Le commencement de l’écriture
Pas de plan d’écriture, mais une confiance immodérée dans l’imaginaire. Je m’en remets à la première idée et j’écris sans me soucier d’une trajectoire parce que j’observe que l’imaginaire se construit de lui–même. Si je devais bâtir un plan d’écriture, j’entraverais la vision, je verrais moins bien les personnages. Je n’avance pas non plus en aveugle en écrivant au fil de la plume tout ce qui me vient. En reprenant mon texte, je relis le passage précédent pour m’en imprégner, je me mets en condition en me glissant dans l’atmosphère de la fiction et je poursuis le récit.
Il y a une telle intensité qu’après deux ou trois heures, je m’interromps. Et ainsi de suite jusqu’à la dernière ligne du premier jet. Je ne réfrène pas cette écriture, je m’y abandonne nerveusement, des passages déjà aboutis arrivent parfois à jaillir de cette première entreprise mais le plus souvent l’écriture mérite une réécriture.
Lire : enrichir son vocabulaire
La réécriture de manuscrit
S’ensuit le deuxième jet. J’imprime le tapuscrit et avec un stylo je donne au texte une forme et un contenu qui se rapprochent de la version finale.
Je raye tout ce qui est didactique (ne pas trop expliquer au lecteur, qu’il le déduise lui-même, c’est bien plus plaisant), je gomme les redites, les répétitions, les phrases alambiquées, les effets de style, d’une certaine manière on peut dire que j’élague, j’enlève le superflu pour que mon texte, clair et fluide, puisse emporter l’adhésion du lecteur.

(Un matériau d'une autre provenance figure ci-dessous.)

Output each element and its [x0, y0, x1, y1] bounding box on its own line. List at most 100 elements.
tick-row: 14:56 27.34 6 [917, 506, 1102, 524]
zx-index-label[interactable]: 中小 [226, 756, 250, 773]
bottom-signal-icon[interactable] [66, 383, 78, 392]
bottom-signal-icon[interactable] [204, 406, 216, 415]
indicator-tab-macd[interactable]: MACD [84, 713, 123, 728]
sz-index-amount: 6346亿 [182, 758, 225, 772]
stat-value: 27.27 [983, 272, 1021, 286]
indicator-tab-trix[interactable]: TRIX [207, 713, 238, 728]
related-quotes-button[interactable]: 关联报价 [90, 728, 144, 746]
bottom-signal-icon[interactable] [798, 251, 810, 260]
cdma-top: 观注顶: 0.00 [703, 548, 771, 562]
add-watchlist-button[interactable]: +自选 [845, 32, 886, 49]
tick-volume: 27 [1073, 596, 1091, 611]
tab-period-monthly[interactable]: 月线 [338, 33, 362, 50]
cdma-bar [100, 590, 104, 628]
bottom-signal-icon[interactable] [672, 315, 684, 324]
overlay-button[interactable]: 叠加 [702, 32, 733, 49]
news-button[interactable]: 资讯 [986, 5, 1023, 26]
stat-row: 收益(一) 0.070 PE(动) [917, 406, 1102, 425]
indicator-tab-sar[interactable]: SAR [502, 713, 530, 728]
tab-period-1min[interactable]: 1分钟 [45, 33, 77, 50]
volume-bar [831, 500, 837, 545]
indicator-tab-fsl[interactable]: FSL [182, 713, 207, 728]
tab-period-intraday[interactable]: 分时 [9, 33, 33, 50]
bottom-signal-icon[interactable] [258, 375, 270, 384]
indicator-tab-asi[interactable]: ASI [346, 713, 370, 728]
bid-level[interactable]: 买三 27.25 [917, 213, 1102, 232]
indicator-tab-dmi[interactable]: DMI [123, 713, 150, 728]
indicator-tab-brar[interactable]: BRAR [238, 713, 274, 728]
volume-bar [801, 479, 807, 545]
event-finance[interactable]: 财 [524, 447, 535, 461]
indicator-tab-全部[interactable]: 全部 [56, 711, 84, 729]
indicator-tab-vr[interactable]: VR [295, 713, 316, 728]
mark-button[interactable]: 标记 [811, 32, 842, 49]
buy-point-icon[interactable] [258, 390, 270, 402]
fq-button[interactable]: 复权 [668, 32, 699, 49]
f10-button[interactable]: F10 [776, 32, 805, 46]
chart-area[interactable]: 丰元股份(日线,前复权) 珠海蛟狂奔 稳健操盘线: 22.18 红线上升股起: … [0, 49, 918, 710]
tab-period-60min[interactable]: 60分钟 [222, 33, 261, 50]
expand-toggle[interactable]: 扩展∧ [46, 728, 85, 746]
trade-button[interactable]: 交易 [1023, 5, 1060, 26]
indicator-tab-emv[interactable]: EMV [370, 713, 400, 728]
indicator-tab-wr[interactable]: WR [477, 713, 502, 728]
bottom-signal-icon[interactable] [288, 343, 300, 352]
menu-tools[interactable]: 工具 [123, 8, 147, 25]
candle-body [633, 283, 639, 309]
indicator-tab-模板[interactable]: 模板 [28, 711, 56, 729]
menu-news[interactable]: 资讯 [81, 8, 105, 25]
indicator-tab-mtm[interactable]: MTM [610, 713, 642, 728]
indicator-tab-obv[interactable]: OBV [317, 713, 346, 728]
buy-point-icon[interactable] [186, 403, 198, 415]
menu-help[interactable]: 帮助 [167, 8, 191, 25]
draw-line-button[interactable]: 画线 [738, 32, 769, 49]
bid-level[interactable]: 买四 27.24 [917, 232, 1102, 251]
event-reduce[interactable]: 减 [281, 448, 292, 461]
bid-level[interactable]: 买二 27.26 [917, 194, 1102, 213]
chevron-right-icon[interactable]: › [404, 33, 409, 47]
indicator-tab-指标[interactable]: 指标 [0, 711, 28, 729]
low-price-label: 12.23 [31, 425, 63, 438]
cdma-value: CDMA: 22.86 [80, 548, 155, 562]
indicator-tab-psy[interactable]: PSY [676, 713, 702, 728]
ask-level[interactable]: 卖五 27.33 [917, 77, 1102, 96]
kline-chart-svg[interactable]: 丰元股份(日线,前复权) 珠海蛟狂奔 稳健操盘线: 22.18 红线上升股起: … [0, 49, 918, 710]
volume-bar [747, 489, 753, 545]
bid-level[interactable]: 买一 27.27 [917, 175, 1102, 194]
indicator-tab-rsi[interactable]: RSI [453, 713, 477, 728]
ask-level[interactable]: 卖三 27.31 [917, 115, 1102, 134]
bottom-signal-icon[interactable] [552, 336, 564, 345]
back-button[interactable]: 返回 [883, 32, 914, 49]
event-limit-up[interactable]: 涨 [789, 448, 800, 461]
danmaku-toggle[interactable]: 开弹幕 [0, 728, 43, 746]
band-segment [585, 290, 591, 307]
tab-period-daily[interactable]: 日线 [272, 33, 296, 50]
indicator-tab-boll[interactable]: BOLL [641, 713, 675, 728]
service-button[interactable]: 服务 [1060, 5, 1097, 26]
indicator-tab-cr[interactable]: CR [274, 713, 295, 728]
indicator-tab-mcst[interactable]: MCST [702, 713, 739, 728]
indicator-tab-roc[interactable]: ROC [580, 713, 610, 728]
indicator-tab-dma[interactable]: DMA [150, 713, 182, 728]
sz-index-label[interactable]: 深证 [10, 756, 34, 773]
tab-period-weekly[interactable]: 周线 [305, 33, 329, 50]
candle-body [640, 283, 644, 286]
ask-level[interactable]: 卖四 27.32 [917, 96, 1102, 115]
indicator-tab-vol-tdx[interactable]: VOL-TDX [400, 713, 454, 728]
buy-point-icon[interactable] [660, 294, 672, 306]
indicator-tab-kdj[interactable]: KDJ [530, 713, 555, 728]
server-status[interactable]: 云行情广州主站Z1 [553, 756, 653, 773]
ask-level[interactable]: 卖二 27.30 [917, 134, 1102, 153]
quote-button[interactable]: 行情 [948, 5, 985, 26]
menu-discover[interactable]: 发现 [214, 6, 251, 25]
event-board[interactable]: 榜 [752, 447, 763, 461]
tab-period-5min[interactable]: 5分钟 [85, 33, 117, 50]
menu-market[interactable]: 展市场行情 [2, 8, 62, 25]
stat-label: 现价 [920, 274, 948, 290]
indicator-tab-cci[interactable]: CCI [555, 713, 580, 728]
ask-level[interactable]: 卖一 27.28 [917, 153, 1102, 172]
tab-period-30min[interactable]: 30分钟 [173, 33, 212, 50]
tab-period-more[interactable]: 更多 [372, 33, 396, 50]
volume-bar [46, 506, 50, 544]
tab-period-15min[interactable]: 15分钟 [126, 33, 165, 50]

La correction du manuscrit
Fini le second jet ! Après bien trop mois de labeur… Je repasse sur l’ordinateur pour apporter tous les rectificatifs notés manuscritement. Puis j’imprime à nouveau. La correction s’impose maintenant. Une sorte de troisième jet. Reste-t-il encore quelques maladresses ? Je les redresse par une autre phrase. Ce paragraphe n’est pas à sa place ? Est-il utile ? Je le déplace ou je le supprime. Je passe au peigne fin l’orthographe.
Le choix du titre
A la fin, le tapuscrit est prêt à être envoyé aux éditeurs. Il ne manque plus que le titre qui me vient quand le point final est mis. J’en recense une dizaine, je reviens dessus plusieurs fois, je laisse passer du temps et un jour le titre m’est révélé. Comme une évidence. Comme une vérité.